Spreads can also change depending on the rise and fall in trading volumes. As a result, the general market convention is to either make use of a fixed spread forex broker or a floating spread forex broker.
What is a fixed spread?
A fixed spread as the name suggests offers a fixed spread regardless of the market conditions.
The benefit of trading with fixed spread is that no matter what time of the day, the forex spread in the currency pair will remain constant. This has significant advantages as well as disadvantages.
One of the major complaints of using a fixed spread is the fact that when you are trading around a volatile news event, you will not be able to place your trades. This is because depending on how the market reacts, the spreads can be higher or lower than the fixed spread you are already being charged.
This is one of the reasons why some forex brokers who act as market makers do not allow news trading.
What is floating spread?
A floating spread as the name suggests is where the spread keeps changing depending on the changes in liquidity and trading volume.
This means, for the same currency pair, you may find that the spreads are much higher at certain times of the day while the spreads are much lower during other times of the day.
A floating spread is more beneficial if you want to trade during the market hours. This is when trading volume and liquidity picks up and hence the spreads are very low. On the other hand, it would be disadvantages to you if you want to trade using a floating spread during off market hours.
When using floating spreads, you will also see that the spreads can either increase or decrease especially during major news events.
Which is better a fixed spread or a floating spread?
now we come to asking the obvious question as to which type of forex spread is better. Is it beneficial to you as a trader to make use of a fixed spread or to make use of a floating spread.

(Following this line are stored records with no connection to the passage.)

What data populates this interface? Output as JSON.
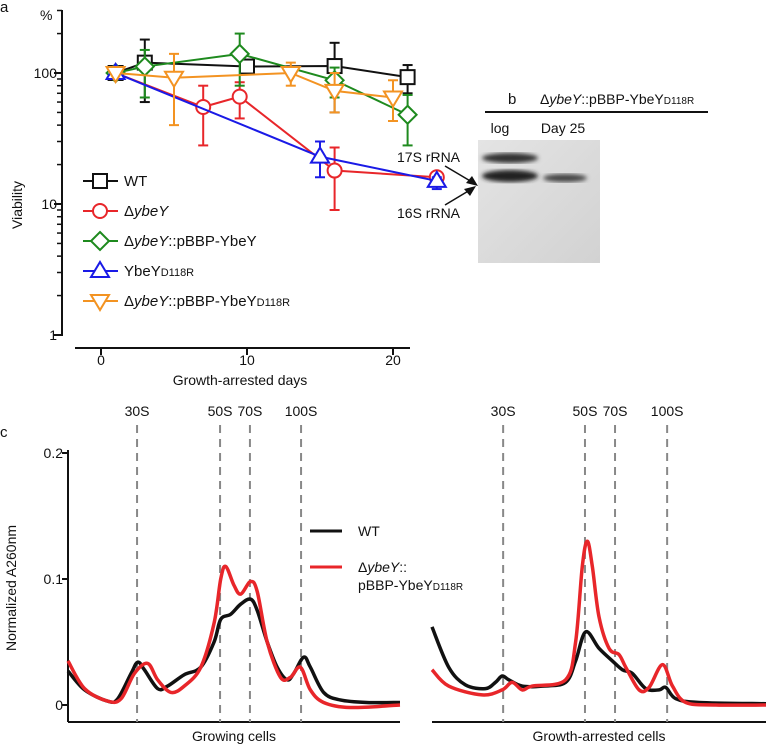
{
  "chart_data": [
    {
      "panel": "a",
      "type": "line",
      "yscale": "log",
      "xlabel": "Growth-arrested days",
      "ylabel": "Viability",
      "yunit": "%",
      "xlim": [
        -2,
        24
      ],
      "ylim": [
        1,
        300
      ],
      "xticks": [
        "0",
        "10",
        "20"
      ],
      "yticks": [
        "1",
        "10",
        "100"
      ],
      "legend_position": "bottom-left",
      "series": [
        {
          "name": "WT",
          "legend": {
            "prefix": "",
            "italic": "",
            "suffix": "WT",
            "sub": ""
          },
          "color": "#111111",
          "marker": "square",
          "x": [
            1,
            3,
            10,
            16,
            21
          ],
          "y": [
            100,
            120,
            112,
            113,
            93
          ],
          "err": [
            [
              100,
              100
            ],
            [
              60,
              180
            ],
            [
              100,
              125
            ],
            [
              50,
              170
            ],
            [
              70,
              115
            ]
          ]
        },
        {
          "name": "ΔybeY",
          "legend": {
            "prefix": "Δ",
            "italic": "ybeY",
            "suffix": "",
            "sub": ""
          },
          "color": "#e8262a",
          "marker": "circle",
          "x": [
            1,
            7,
            9.5,
            16,
            23
          ],
          "y": [
            100,
            55,
            66,
            18,
            16
          ],
          "err": [
            [
              100,
              100
            ],
            [
              28,
              80
            ],
            [
              45,
              85
            ],
            [
              9,
              27
            ],
            [
              15,
              17
            ]
          ]
        },
        {
          "name": "ΔybeY::pBBP-YbeY",
          "legend": {
            "prefix": "Δ",
            "italic": "ybeY",
            "suffix": "::pBBP-YbeY",
            "sub": ""
          },
          "color": "#1e8a1e",
          "marker": "diamond",
          "x": [
            1,
            3,
            9.5,
            16,
            21
          ],
          "y": [
            100,
            112,
            140,
            88,
            48
          ],
          "err": [
            [
              100,
              100
            ],
            [
              65,
              150
            ],
            [
              80,
              200
            ],
            [
              65,
              110
            ],
            [
              28,
              68
            ]
          ]
        },
        {
          "name": "YbeYD118R",
          "legend": {
            "prefix": "",
            "italic": "",
            "suffix": "YbeY",
            "sub": "D118R"
          },
          "color": "#1a1ae6",
          "marker": "triangle-up",
          "x": [
            1,
            15,
            23
          ],
          "y": [
            100,
            23,
            15
          ],
          "err": [
            [
              100,
              100
            ],
            [
              16,
              30
            ],
            [
              13,
              16
            ]
          ]
        },
        {
          "name": "ΔybeY::pBBP-YbeYD118R",
          "legend": {
            "prefix": "Δ",
            "italic": "ybeY",
            "suffix": "::pBBP-YbeY",
            "sub": "D118R"
          },
          "color": "#f39322",
          "marker": "triangle-down",
          "x": [
            1,
            5,
            13,
            16,
            20
          ],
          "y": [
            100,
            92,
            100,
            73,
            65
          ],
          "err": [
            [
              100,
              100
            ],
            [
              40,
              140
            ],
            [
              80,
              120
            ],
            [
              50,
              100
            ],
            [
              43,
              88
            ]
          ]
        }
      ]
    },
    {
      "panel": "c",
      "type": "line",
      "ylabel": "Normalized A260nm",
      "ylim": [
        0,
        0.2
      ],
      "yticks": [
        "0",
        "0.1",
        "0.2"
      ],
      "x_units": "gradient position (% from top)",
      "markers": [
        {
          "label": "30S"
        },
        {
          "label": "50S"
        },
        {
          "label": "70S"
        },
        {
          "label": "100S"
        }
      ],
      "legend": [
        {
          "name": "WT",
          "color": "#111111",
          "prefix": "",
          "italic": "",
          "suffix": "WT",
          "line2": "",
          "sub": ""
        },
        {
          "name": "ΔybeY::pBBP-YbeYD118R",
          "color": "#e8262a",
          "prefix": "Δ",
          "italic": "ybeY",
          "suffix": "::",
          "line2": "pBBP-YbeY",
          "sub": "D118R"
        }
      ],
      "subplots": [
        {
          "xlabel": "Growing cells",
          "marker_positions": [
            20.8,
            45.8,
            54.8,
            70.2
          ],
          "series": [
            {
              "name": "WT",
              "color": "#111111",
              "points": [
                [
                  0,
                  0.027
                ],
                [
                  5,
                  0.012
                ],
                [
                  12,
                  0.003
                ],
                [
                  15,
                  0.005
                ],
                [
                  19,
                  0.025
                ],
                [
                  21,
                  0.034
                ],
                [
                  23,
                  0.028
                ],
                [
                  27,
                  0.013
                ],
                [
                  30,
                  0.015
                ],
                [
                  35,
                  0.024
                ],
                [
                  40,
                  0.03
                ],
                [
                  44,
                  0.05
                ],
                [
                  46,
                  0.068
                ],
                [
                  49,
                  0.072
                ],
                [
                  52,
                  0.08
                ],
                [
                  55,
                  0.084
                ],
                [
                  57,
                  0.075
                ],
                [
                  60,
                  0.05
                ],
                [
                  63,
                  0.03
                ],
                [
                  66,
                  0.02
                ],
                [
                  68,
                  0.025
                ],
                [
                  71,
                  0.038
                ],
                [
                  73,
                  0.03
                ],
                [
                  77,
                  0.01
                ],
                [
                  82,
                  0.004
                ],
                [
                  90,
                  0.002
                ],
                [
                  100,
                  0.002
                ]
              ]
            },
            {
              "name": "ΔybeY::pBBP-YbeYD118R",
              "color": "#e8262a",
              "points": [
                [
                  0,
                  0.035
                ],
                [
                  5,
                  0.013
                ],
                [
                  12,
                  0.003
                ],
                [
                  16,
                  0.005
                ],
                [
                  20,
                  0.025
                ],
                [
                  24,
                  0.033
                ],
                [
                  27,
                  0.02
                ],
                [
                  31,
                  0.01
                ],
                [
                  35,
                  0.015
                ],
                [
                  40,
                  0.03
                ],
                [
                  44,
                  0.065
                ],
                [
                  46,
                  0.1
                ],
                [
                  47.5,
                  0.11
                ],
                [
                  50,
                  0.095
                ],
                [
                  52,
                  0.088
                ],
                [
                  55,
                  0.098
                ],
                [
                  57,
                  0.09
                ],
                [
                  60,
                  0.05
                ],
                [
                  64,
                  0.022
                ],
                [
                  67,
                  0.022
                ],
                [
                  70,
                  0.03
                ],
                [
                  73,
                  0.012
                ],
                [
                  77,
                  0.002
                ],
                [
                  85,
                  -0.002
                ],
                [
                  100,
                  0
                ]
              ]
            }
          ]
        },
        {
          "xlabel": "Growth-arrested cells",
          "marker_positions": [
            21.3,
            45.8,
            54.8,
            70.4
          ],
          "series": [
            {
              "name": "WT",
              "color": "#111111",
              "points": [
                [
                  0,
                  0.062
                ],
                [
                  5,
                  0.03
                ],
                [
                  10,
                  0.016
                ],
                [
                  16,
                  0.013
                ],
                [
                  19,
                  0.018
                ],
                [
                  21,
                  0.023
                ],
                [
                  23,
                  0.02
                ],
                [
                  27,
                  0.015
                ],
                [
                  33,
                  0.015
                ],
                [
                  40,
                  0.018
                ],
                [
                  43,
                  0.035
                ],
                [
                  46,
                  0.058
                ],
                [
                  50,
                  0.045
                ],
                [
                  54,
                  0.035
                ],
                [
                  57,
                  0.028
                ],
                [
                  60,
                  0.025
                ],
                [
                  64,
                  0.013
                ],
                [
                  68,
                  0.012
                ],
                [
                  70,
                  0.014
                ],
                [
                  73,
                  0.005
                ],
                [
                  80,
                  0.002
                ],
                [
                  100,
                  0.001
                ]
              ]
            },
            {
              "name": "ΔybeY::pBBP-YbeYD118R",
              "color": "#e8262a",
              "points": [
                [
                  0,
                  0.028
                ],
                [
                  5,
                  0.015
                ],
                [
                  15,
                  0.008
                ],
                [
                  21,
                  0.012
                ],
                [
                  24,
                  0.018
                ],
                [
                  27,
                  0.012
                ],
                [
                  30,
                  0.015
                ],
                [
                  40,
                  0.02
                ],
                [
                  43,
                  0.05
                ],
                [
                  45,
                  0.11
                ],
                [
                  46.5,
                  0.13
                ],
                [
                  48,
                  0.11
                ],
                [
                  50,
                  0.07
                ],
                [
                  53,
                  0.045
                ],
                [
                  56,
                  0.04
                ],
                [
                  58,
                  0.03
                ],
                [
                  62,
                  0.012
                ],
                [
                  65,
                  0.014
                ],
                [
                  69,
                  0.032
                ],
                [
                  72,
                  0.015
                ],
                [
                  76,
                  0.002
                ],
                [
                  85,
                  0
                ],
                [
                  100,
                  0
                ]
              ]
            }
          ]
        }
      ]
    }
  ],
  "panels": {
    "a": "a",
    "b": "b",
    "c": "c"
  },
  "gel": {
    "title": {
      "prefix": "Δ",
      "italic": "ybeY",
      "suffix": "::pBBP-YbeY",
      "sub": "D118R"
    },
    "lanes": [
      "log",
      "Day 25"
    ],
    "bands": [
      "17S rRNA",
      "16S rRNA"
    ]
  }
}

The answer to this basically depends on what you want to do in the forex markets. As you already know, dealing desk forex brokers usually have a fixed spread. On the other hand, ECN or STP forex brokers have floating spreads.
There are both advantages and disadvantages with dealing with fixed and floating spreads. One of the biggest issues with floating spreads is the fact that if the spreads widened too much, then depending on your capital it may trigger a margin call.
A very good example of this can be found in the case study of the EURCHF currency pair. It was in January 2015 when the Swiss National Bank surprised the markets by announcing that it was removing the CHF peg to the EUR.
The sudden lack of liquidity in the market below the peg saw many forex brokers going out of business. It also put many forex traders into debt with their forex brokers.
On the other hand, traders who were trading with a fixed spread forex broker were in a much better position as there was virtually no impact on them.
This is especially true if you are trading exotic currency pairs with floating spreads.
To conclude, a forex spread is something that you cannot avoid as a forex trader. However, what is in your control is the choice to choose between a fixed spread or a floating spread forex broker.
If you are just starting out in forex trading, then it is advisable that he chose to trade with a fixed spread forex broker.